Federal Reserve Chairman Ben Bernanke reiterated that tapering is not on a preset course and the pace of reductions could be increased or decreased depending on incoming data, during his last post-FOMC press conference. The Chairman further noted that if the economy was to slow markedly, the Fed could halt reductions from one meeting to another. Bernanke noted, however, that his expectation for tapering is a moderate, constant reduction ($10 billion or so) going forward throughout most of 2014.
Bernanke commented that inflation is a big question, nay a concern. A big concern. And while the Fed’s forecast is for a return of inflation to or near the target rate of 2%, if inflation does not show signs of reversing course, "we will take appropriate action."

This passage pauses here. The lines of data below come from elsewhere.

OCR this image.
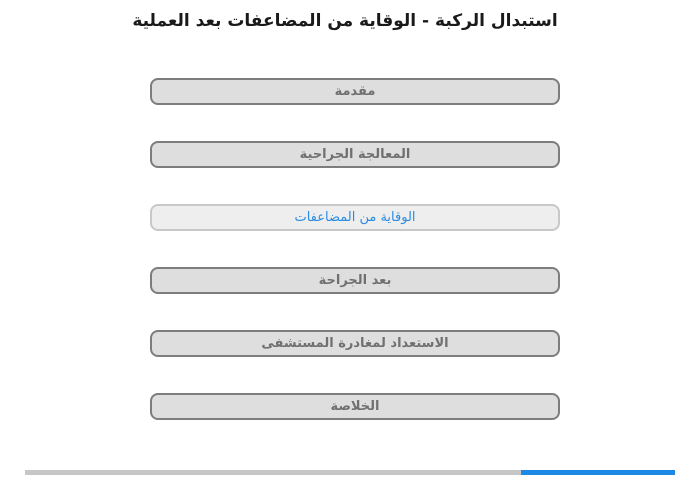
استبدال الركبة - الوقاية من المضاعفات بعد العملية
مقدمة
المعالجة الجراحية
الوقاية من المضاعفات
بعد الجراحة
الاستعداد لمغادرة المستشفى
الخلاصة
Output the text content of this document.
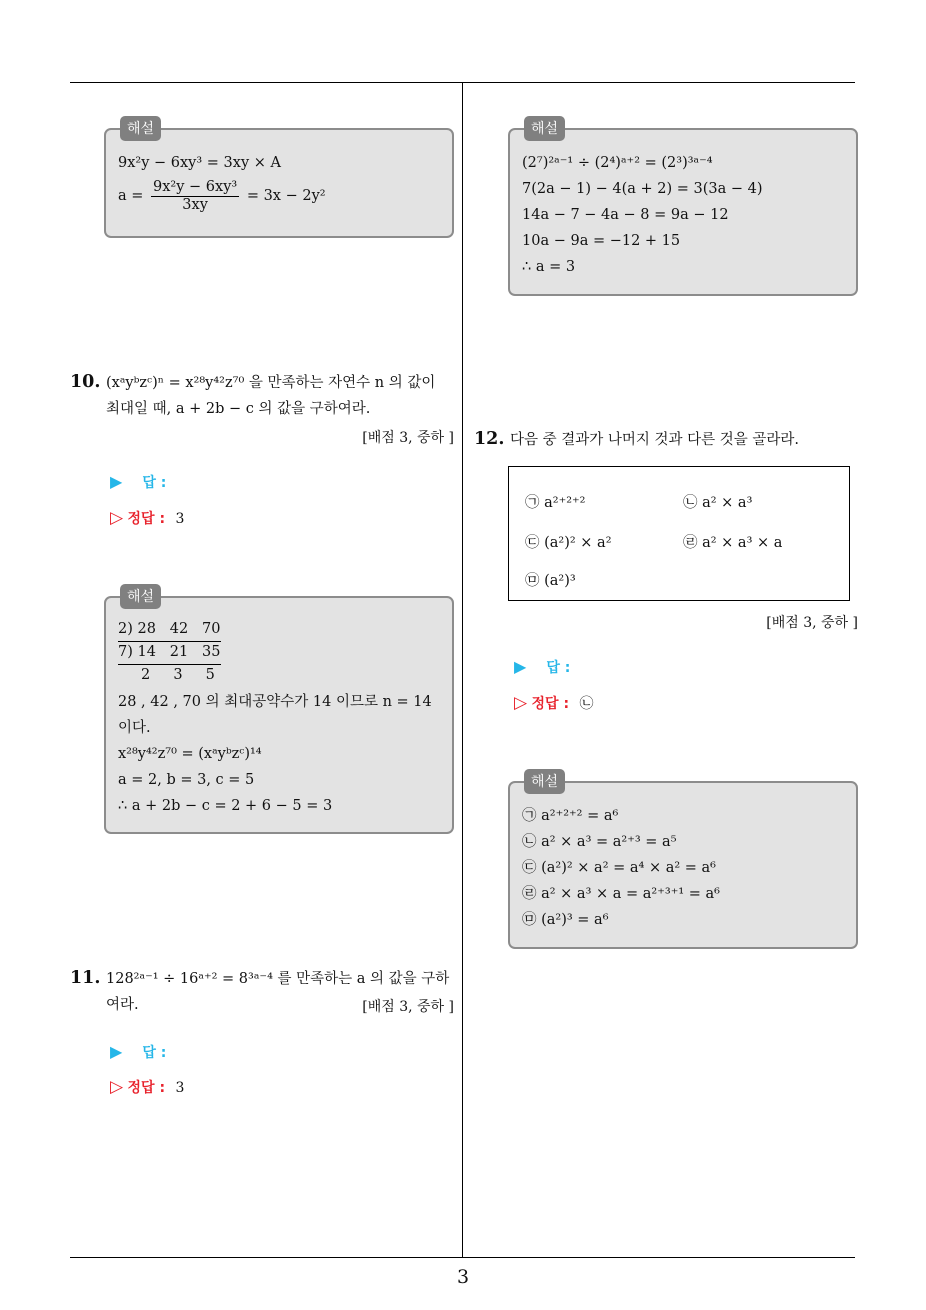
3
해설
9x²y − 6xy³ = 3xy × A
$a = \frac{\text{9x²y − 6xy³}}{3xy} = 3x - 2y^2$
해설
(2⁷)²ᵃ⁻¹ ÷ (2⁴)ᵃ⁺² = (2³)³ᵃ⁻⁴
7(2a − 1) − 4(a + 2) = 3(3a − 4)
14a − 7 − 4a − 8 = 9a − 12
10a − 9a = −12 + 15
∴ a = 3
10. (xᵃyᵇzᶜ)ⁿ = x²⁸y⁴²z⁷⁰ 을 만족하는 자연수 n 의 값이
최대일 때, a + 2b − c 의 값을 구하여라.
[배점 3, 중하 ]
▶ 답 :
▷ 정답 : 3
해설
2) 28   42   70
7) 14   21   35
2     3     5
28 , 42 , 70 의 최대공약수가 14 이므로 n = 14
이다.
x²⁸y⁴²z⁷⁰ = (xᵃyᵇzᶜ)¹⁴
a = 2, b = 3, c = 5
∴ a + 2b − c = 2 + 6 − 5 = 3
11. 128²ᵃ⁻¹ ÷ 16ᵃ⁺² = 8³ᵃ⁻⁴ 를 만족하는 a 의 값을 구하
여라.	[배점 3, 중하 ]
▶ 답 :
▷ 정답 : 3
12. 다음 중 결과가 나머지 것과 다른 것을 골라라.
㉠ a²⁺²⁺²	㉡ a² × a³
㉢ (a²)² × a²	㉣ a² × a³ × a
㉤ (a²)³
[배점 3, 중하 ]
▶ 답 :
▷ 정답 : ㉡
해설
㉠ a²⁺²⁺² = a⁶
㉡ a² × a³ = a²⁺³ = a⁵
㉢ (a²)² × a² = a⁴ × a² = a⁶
㉣ a² × a³ × a = a²⁺³⁺¹ = a⁶
㉤ (a²)³ = a⁶
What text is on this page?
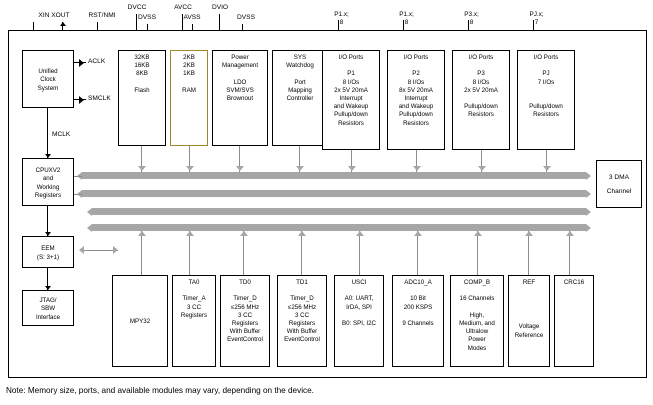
XIN XOUT	RST/NMI
DVCC
DVSS
AVCC
AVSS
DVIO
DVSS	P1.x;
8

P1.x;
8

P3.x;
8

PJ.x;
7

Unified
Clock
System
ACLK
SMCLK
MCLK
CPUXV2
and
Working
Registers
EEM
(S: 3+1)
JTAG/
SBW
Interface
32KB
16KB
8KB

Flash
2KB
2KB
1KB

RAM
Power
Management

LDO
SVM/SVS
Brownout
SYS
Watchdog

Port
Mapping
Controller
I/O Ports

P1
8 I/Os
2x 5V 20mA
Interrupt
and Wakeup
Pullup/down
Resistors
I/O Ports

P2
8 I/Os
8x 5V 20mA
Interrupt
and Wakeup
Pullup/down
Resistors
I/O Ports

P3
8 I/Os
2x 5V 20mA

Pullup/down
Resistors
I/O Ports

PJ
7 I/Os

Pullup/down
Resistors
3 DMA

Channel
MPY32
TA0

Timer_A
3 CC
Registers
TD0

Timer_D
≤256 MHz
3 CC
Registers
With Buffer
EventControl
TD1

Timer_D
≤256 MHz
3 CC
Registers
With Buffer
EventControl
USCI

A0: UART,
IrDA, SPI

B0: SPI, I2C
ADC10_A

10 Bit
200 KSPS

9 Channels
COMP_B

16 Channels

High,
Medium, and
Ultralow
Power
Modes
REF

Voltage
Reference
CRC16
Note: Memory size, ports, and available modules may vary, depending on the device.
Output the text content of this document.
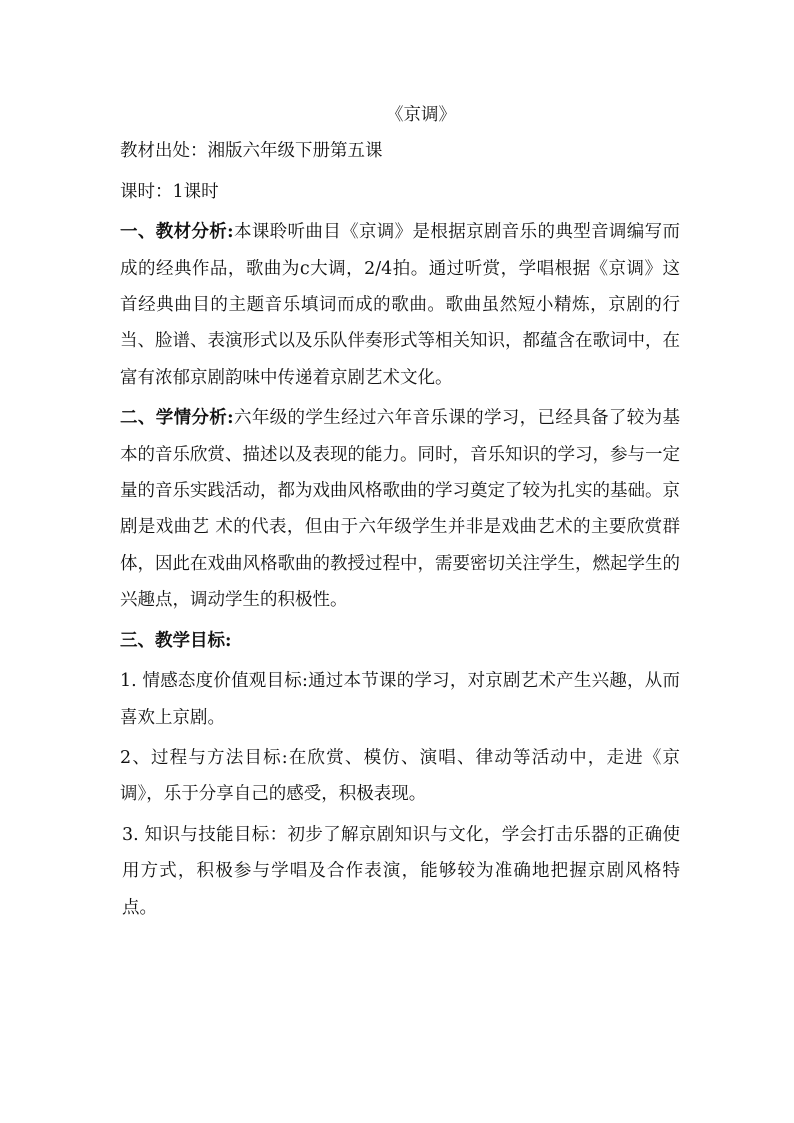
《京调》

教材出处：湘版六年级下册第五课

课时：1课时

一、教材分析:本课聆听曲目《京调》是根据京剧音乐的典型音调编写而成的经典作品，歌曲为c大调，2/4拍。通过听赏，学唱根据《京调》这首经典曲目的主题音乐填词而成的歌曲。歌曲虽然短小精炼，京剧的行当、脸谱、表演形式以及乐队伴奏形式等相关知识，都蕴含在歌词中，在富有浓郁京剧韵味中传递着京剧艺术文化。

二、学情分析:六年级的学生经过六年音乐课的学习，已经具备了较为基本的音乐欣赏、描述以及表现的能力。同时，音乐知识的学习，参与一定量的音乐实践活动，都为戏曲风格歌曲的学习奠定了较为扎实的基础。京剧是戏曲艺 术的代表，但由于六年级学生并非是戏曲艺术的主要欣赏群体，因此在戏曲风格歌曲的教授过程中，需要密切关注学生，燃起学生的兴趣点，调动学生的积极性。

三、教学目标:

1. 情感态度价值观目标:通过本节课的学习，对京剧艺术产生兴趣，从而喜欢上京剧。

2、过程与方法目标:在欣赏、模仿、演唱、律动等活动中，走进《京调》，乐于分享自己的感受，积极表现。

3. 知识与技能目标：初步了解京剧知识与文化，学会打击乐器的正确使用方式，积极参与学唱及合作表演，能够较为准确地把握京剧风格特点。
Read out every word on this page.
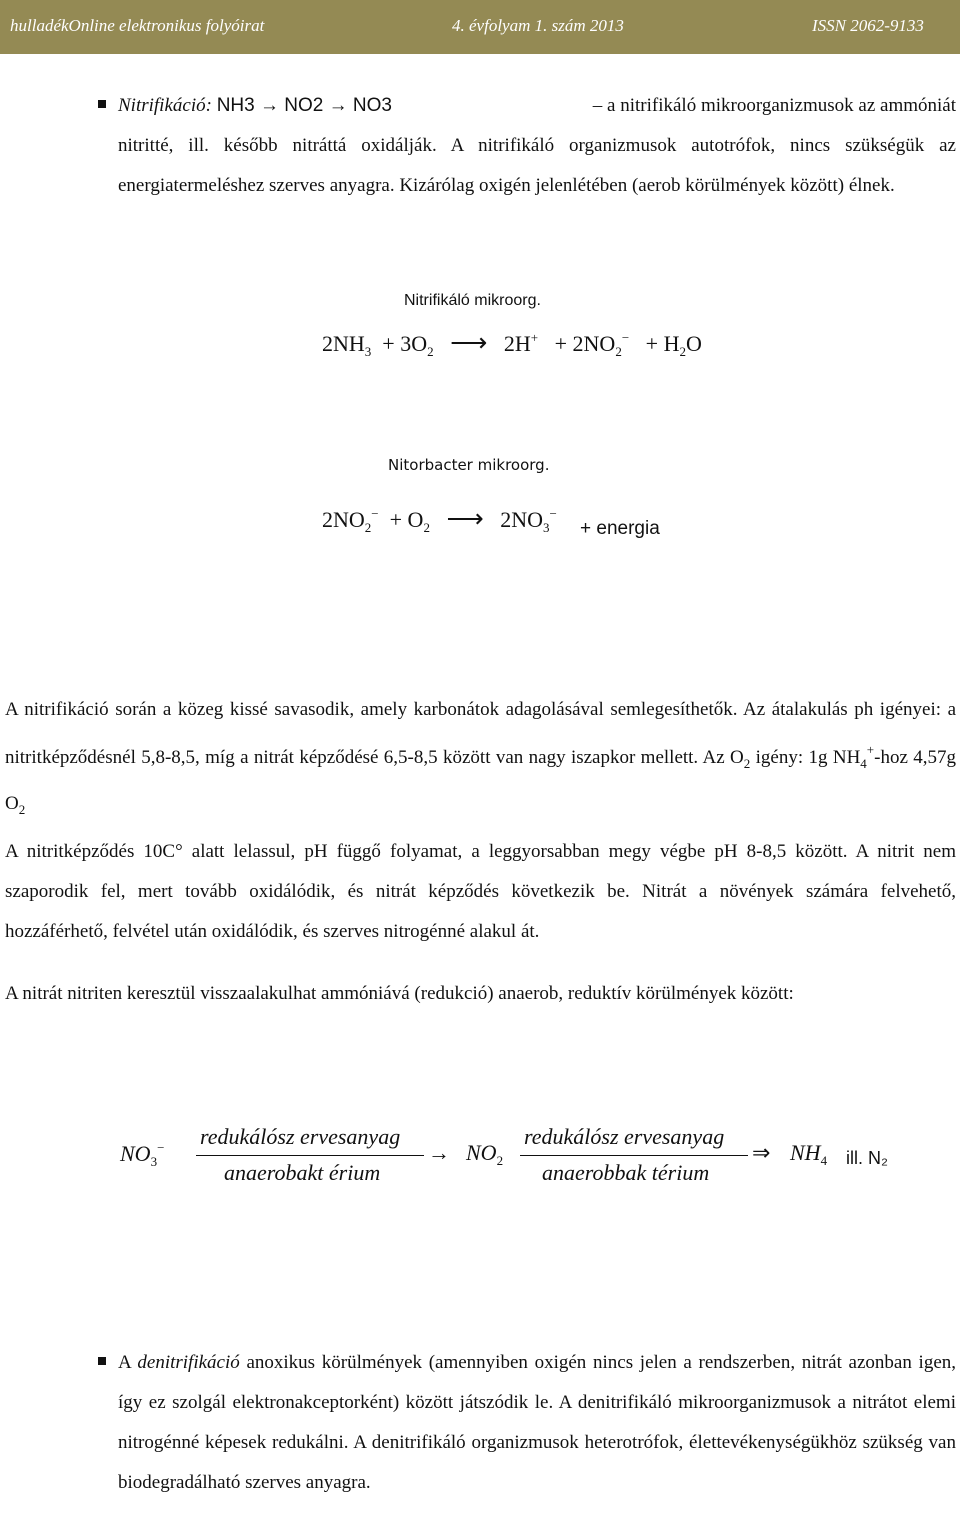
hulladékOnline elektronikus folyóirat	4. évfolyam 1. szám 2013	ISSN 2062-9133
Nitrifikáció: NH3 → NO2 → NO3	– a nitrifikáló mikroorganizmusok az ammóniát
nitritté, ill. később nitráttá oxidálják. A nitrifikáló organizmusok autotrófok, nincs szükségük az energiatermeléshez szerves anyagra. Kizárólag oxigén jelenlétében (aerob körülmények között) élnek.
Nitrifikáló mikroorg.
$2NH_3 + 3O_2$ ⟶ $2H^+ + 2NO_2^- + H_2O$
Nitorbacter mikroorg.
$2NO_2^- + O_2$ ⟶ $2NO_3^-$
+ energia
A nitrifikáció során a közeg kissé savasodik, amely karbonátok adagolásával semlegesíthetők. Az átalakulás ph igényei: a nitritképződésnél 5,8-8,5, míg a nitrát képződésé 6,5-8,5 között van nagy iszapkor mellett. Az $O_2$ igény: 1g $NH_4^+$-hoz 4,57g $O_2$
A nitritképződés 10C° alatt lelassul, pH függő folyamat, a leggyorsabban megy végbe pH 8-8,5 között. A nitrit nem szaporodik fel, mert tovább oxidálódik, és nitrát képződés következik be. Nitrát a növények számára felvehető, hozzáférhető, felvétel után oxidálódik, és szerves nitrogénné alakul át.
A nitrát nitriten keresztül visszaalakulhat ammóniává (redukció) anaerob, reduktív körülmények között:
$NO_3^-$ redukálósz ervesanyag
anaerobakt érium
→ $NO_2$
redukálósz ervesanyag
anaerobbak térium
⇒ $NH_4$ ill. N₂
A denitrifikáció anoxikus körülmények (amennyiben oxigén nincs jelen a rendszerben, nitrát azonban igen, így ez szolgál elektronakceptorként) között játszódik le. A denitrifikáló mikroorganizmusok a nitrátot elemi nitrogénné képesek redukálni. A denitrifikáló organizmusok heterotrófok, élettevékenységükhöz szükség van biodegradálható szerves anyagra.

Bernanke commented that "nothing we did was intended to reduce accommodation. We are still buying at a heightened pace," and intend to keep the Fed Funds rate low well beyond a 6.5% unemployment rate. “We are still building the balance sheet.”
In fact, as a senior bond salesman pointed out, with MBS issuance down nearly 60%, scaling back only $5 billion, monthly MBS purchases of $35 billion are relatively more accommodative today. The Fed is essentially prolonging the tapering timeline with monthly reductions of $10 billion a month rather than $20-$40 billion and shifting the need for further accommodation to an extended low-interest-rate commitment.
The forecast for Fed Funds at the end of 2015 was reduced to 0.75% and to less than 2% in 2016.
Bernanke noted that the transition of power to Yellen was NOT a factor in the decision to initiate tapering now rather than wait until 2014.